I dared to see it, and I remain of two minds about it. The first mind says that I have to get over my congenital squeamishness and accept a certain portion of pure horror in future entertainments of this genre and the like. The second mind says that the narrative film is never going to change so much as to become unrecognizable to a viewer with classical tastes. This is to say that I recognized a good-old-fashioned movie trying to break out of all the gimmickry, gadgetry and arbitrary dream fantasies in The Cell .
Jennifer Lopez plays Catherine Deane, a sci-fi-extended psychologist who has found a way to enter the minds of comatose children. As a favor to the F.B.I. and for the sake of an imperiled kidnap victim, she does the same with a comatose schizophrenic serial killer. This monster is named Carl Stargher (Vincent D’Onofrio), and Catherine is reluctant at first to take on the assignment because of what she knows about schizophrenics and their tendency to believe in their own fantasies. In a conversation with F.B.I. agent Peter Novak (Vince Vaughn), Catherine deduces that Peter was abused as a child, but does not accept child abuse as a defense for homicidal sociopathic behavior. Yet the first thing Catherine does when she gets into Carl’s diseased brain is to tap into his memories of his childhood. Her mission is simply to find out where Carl has hidden his last victim, but before she is through, Peter has joined her in dreamland to rescue her from schizo Carl’s evil clutches. There is a hint of romantic adventure here, but it is supposed to end for the sake of rededication to duty.
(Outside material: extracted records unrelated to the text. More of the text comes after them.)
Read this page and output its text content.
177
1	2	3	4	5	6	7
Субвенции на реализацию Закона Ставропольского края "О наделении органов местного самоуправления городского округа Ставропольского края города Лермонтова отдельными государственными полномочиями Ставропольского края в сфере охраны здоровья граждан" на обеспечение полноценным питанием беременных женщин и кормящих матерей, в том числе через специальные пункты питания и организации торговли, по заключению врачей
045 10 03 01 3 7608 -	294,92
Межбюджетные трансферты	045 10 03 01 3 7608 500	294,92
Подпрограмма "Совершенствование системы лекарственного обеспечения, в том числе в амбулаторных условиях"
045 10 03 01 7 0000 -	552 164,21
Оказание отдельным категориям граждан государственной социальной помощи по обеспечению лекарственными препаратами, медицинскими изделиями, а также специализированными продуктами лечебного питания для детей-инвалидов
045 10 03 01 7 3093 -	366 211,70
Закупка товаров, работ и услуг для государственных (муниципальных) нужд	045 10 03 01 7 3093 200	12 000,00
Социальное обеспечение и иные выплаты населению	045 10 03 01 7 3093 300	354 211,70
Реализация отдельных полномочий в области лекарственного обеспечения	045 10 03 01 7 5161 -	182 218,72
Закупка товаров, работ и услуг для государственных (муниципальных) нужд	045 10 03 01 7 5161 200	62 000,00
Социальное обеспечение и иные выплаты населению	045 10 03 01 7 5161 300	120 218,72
From time to time, the Indian-born Tarsem Singh displays the technical ability to make a good movie without sci-fi protuberances. But ultimately, the reliance on a dream world tends to reduce suspense and even narrative logic. Thus, everything is possible and nothing is necessary. The cast performs adequately, but Ms. Lopez, particularly, spends so much time in varying dream spectacles that she never has time to build a coherent character. Marianne Jean-Baptiste, Dylan Baker and Patrick Bauchau provide a steady, unobtrusive excellence in supporting roles. I suppose deep down I admired the movie that The Cell might have been more than the movie it became. But I can’t dismiss all the talent involved.